Poetry

Poems by Lisa Rosenberg and Mini-Review of
 A Different Physics

Offering

This day. This hour.
Feast of paradox,

of plentitude
in the face of how
we are taught.

Scarcity, its army
of thoughts

feeding at the seed ball
now and off again

like the junco
or the house finch
red crest and all.

 

First appeared in Revolutionary Wellness Magazine, Winter 2016/17.

 

 

Archaeopteryx

Perfect as Nike.

Head bent, feathers
arrested.

The imprint
of upturned wings
a likeness

to wonder at–––
your last

flight, dear prototype.

 

First appeared in Poetry, May 1998.

 

 

Emily

I am looking for a word, and there she is
in her capped sleeves and ribbon choker,
hair back in a bun. She holds a wrapped sprig
of something bright, all in the sharp oval
on the margin of a page: her surname fixed
in the span from dichotomy to didn’t,
four entries past a novelist whose works
were not tied in bundles in the family home,
but set to print within his lifetime—and hers.
Maker of gardens, music, bread, and poems;
witness to sorrows in a phrase of light
we can listen for again. And I almost
didn’t. I heard the failings of her time
from inside the dichotomies of mine.

 

 

Space 2

There is nowhere to go because we are
already here, our sphere among others,
our egg-shaped path around the sun, in space
we name the sky. It’s all sky above our feet,
between us; carrying the weight of myth
and breath, the towhee’s metal call at dawn,
my child’s call through the fragile din that is
the world knowing itself, and not knowing.

The moon lived as a flat, if lovely, disk,
until the afternoon that I watched pass
across the sun a black yolk. A body.
Then, all the sky bodies I could not see
changed at once, together, freed of my mind’s eye,
into the shapes that they had always known.

 

All poems are from A Different Physics (Red Mountain Press 2018) by Lisa Rosenberg and reprinted here with permission of the author.

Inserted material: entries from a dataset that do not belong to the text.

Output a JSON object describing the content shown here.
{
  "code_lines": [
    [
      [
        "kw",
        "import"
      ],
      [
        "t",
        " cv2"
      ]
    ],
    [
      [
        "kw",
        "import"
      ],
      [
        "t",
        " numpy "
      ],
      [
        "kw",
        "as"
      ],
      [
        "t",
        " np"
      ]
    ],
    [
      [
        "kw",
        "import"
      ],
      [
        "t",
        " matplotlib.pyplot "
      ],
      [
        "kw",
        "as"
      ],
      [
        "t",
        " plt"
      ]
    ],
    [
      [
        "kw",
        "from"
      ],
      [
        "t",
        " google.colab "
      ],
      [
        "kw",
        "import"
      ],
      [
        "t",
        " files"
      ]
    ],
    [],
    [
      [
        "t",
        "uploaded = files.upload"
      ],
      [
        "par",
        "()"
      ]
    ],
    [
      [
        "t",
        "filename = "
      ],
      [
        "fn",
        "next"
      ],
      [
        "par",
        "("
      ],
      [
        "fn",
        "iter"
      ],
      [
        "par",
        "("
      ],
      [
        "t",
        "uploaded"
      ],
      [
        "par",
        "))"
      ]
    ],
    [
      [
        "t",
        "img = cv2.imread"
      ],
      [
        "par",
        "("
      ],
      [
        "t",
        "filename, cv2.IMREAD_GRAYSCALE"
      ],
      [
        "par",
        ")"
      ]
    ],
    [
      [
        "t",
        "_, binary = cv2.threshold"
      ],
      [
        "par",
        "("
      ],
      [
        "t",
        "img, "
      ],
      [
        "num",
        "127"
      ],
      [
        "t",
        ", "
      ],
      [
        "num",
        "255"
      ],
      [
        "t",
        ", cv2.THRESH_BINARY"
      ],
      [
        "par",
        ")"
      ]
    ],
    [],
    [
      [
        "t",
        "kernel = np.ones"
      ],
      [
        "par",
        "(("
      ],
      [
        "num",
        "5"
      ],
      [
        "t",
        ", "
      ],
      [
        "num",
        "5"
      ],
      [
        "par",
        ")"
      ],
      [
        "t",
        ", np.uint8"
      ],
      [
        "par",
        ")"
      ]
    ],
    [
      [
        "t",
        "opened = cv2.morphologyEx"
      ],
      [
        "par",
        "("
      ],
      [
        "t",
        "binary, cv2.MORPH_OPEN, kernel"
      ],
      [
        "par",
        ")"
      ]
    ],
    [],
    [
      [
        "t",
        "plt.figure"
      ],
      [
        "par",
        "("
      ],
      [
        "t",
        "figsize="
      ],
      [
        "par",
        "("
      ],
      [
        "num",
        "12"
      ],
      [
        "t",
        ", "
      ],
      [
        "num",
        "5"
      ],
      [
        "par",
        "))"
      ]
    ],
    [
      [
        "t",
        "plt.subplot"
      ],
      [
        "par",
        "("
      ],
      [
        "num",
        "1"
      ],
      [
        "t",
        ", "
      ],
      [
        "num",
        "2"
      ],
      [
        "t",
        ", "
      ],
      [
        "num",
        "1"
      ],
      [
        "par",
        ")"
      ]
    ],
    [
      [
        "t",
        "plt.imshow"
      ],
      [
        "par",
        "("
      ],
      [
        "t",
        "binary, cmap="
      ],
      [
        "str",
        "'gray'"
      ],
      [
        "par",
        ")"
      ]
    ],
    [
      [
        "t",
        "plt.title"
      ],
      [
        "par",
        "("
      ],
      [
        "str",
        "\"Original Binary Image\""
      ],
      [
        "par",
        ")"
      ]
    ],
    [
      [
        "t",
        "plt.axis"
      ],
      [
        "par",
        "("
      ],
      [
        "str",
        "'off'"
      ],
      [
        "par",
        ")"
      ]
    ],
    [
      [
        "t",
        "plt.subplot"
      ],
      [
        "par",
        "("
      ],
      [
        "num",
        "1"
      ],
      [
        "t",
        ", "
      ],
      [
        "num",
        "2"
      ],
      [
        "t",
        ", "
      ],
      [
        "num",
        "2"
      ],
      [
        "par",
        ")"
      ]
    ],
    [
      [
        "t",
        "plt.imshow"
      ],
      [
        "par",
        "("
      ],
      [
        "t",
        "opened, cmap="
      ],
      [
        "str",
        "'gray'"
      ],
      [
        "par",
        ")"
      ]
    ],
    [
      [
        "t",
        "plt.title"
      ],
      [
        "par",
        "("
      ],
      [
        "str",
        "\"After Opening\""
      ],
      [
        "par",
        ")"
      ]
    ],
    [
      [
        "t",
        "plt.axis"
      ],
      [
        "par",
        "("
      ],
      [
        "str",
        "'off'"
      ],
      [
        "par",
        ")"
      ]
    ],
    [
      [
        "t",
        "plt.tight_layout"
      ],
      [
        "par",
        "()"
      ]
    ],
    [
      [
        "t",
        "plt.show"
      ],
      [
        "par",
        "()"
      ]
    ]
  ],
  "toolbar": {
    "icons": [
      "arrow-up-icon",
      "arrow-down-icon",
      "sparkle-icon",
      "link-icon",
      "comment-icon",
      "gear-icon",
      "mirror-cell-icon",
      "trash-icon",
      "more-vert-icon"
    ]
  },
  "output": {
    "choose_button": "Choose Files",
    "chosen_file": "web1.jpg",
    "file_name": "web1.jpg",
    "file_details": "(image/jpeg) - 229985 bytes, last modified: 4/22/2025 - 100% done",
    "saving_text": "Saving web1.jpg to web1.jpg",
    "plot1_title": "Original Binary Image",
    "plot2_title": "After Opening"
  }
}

A Different Physics is available for order here.

Listen to the author reading her poems here.

You will find articles about and reviews of Rosenberg’s work here, here, and here.

Other examples of Rosenberg’s work appear here (“Left Coast Triptych” in The American Journal of Poetry), here(excerpts of “from Flight” in Witness), and here (“Introduction to Methods of Mathematical Physics” in Poetry).

 

Poet, consultant, and recovering engineer Lisa Rosenberg holds degrees in physics and creative writing and served as the 2017-2018 Poet Laureate of San Mateo County, California. Her debut collection, A Different Physics, was selected by Irena Praitis for the 2017 Red Mountain Poetry Prize. A former Wallace Stegner Fellow at Stanford University, Rosenberg has worked as a research engineer in the space program, founded a marketing consulting practice, and flown as a private pilot. She speaks, consults, and instructs, bringing polymathic tools and perspectives to endeavors in industry, arts, community work, and education, and was recently selected for the 2020 Djerassi Resident Artists Program for scientist-artists. Her poetry appears or is forthcoming in The Threepenny Review, Poetry, Witness, Ruminate, Southwest Review, The Poetry Anthology: 1912-2002, and elsewhere. A craft essay about the unfolding of her writing within the literal and figurative confines of the military-industrial complex is forthcoming in an anthology, Waves: A Confluence of Women’s Voices, featuring Maxine Hong Kingston and others, described here. Rosenberg’s poems explore natural and cultural landscapes, the art of making, and the interwoven terrain of the human and the technological. She has a keen interest in commonality between arts and sciences and in accessibly framing this territory for public talks and readings in nontraditional venues, most recently planetariums and science centers.  For more information, visit Rosenberg’s website here.

 

 

 

Poet’s Note

These four poems share very similar paths of creation. An unexpected sighting—backyard bird, beloved fossil, lost poet, solar eclipse—set in motion a questioning of inherited models: cultural, cognitive, and physical. By working in a mode of exploration through musical language, each poem came to its small piece of discovery—some quickly, others over months or years—and I found something more intriguing, upsetting, or nuanced than I had expected when starting out.

Here’s an account of one of them. In “Space 2,” a visceral transformation redirected the course, tone, and possibilities of a poem that had become explication. It had gone through many, many drafts, was set aside once again, and awaited insight and rhythmic shift. Then came the annular eclipse of 2012, the first time I would witness a solar event with actual viewing glasses and from a rooftop perch, both gifts from a neighbor. When the circle of moon abruptly popped into a sphere, it brought me, a small human, into a three-dimensional experience of the moon, the earth, and myself standing on a round ball of a planet, protruding into the sky. (For those old enough to remember, it was like being inside a GAF View-Master scene.) I came back to the poem. It changed shape and direction. As I followed sensory images and musical language, it accommodated curiosity about abstractions. It also navigated a jump, and perhaps for the first time, I let it do so without narration.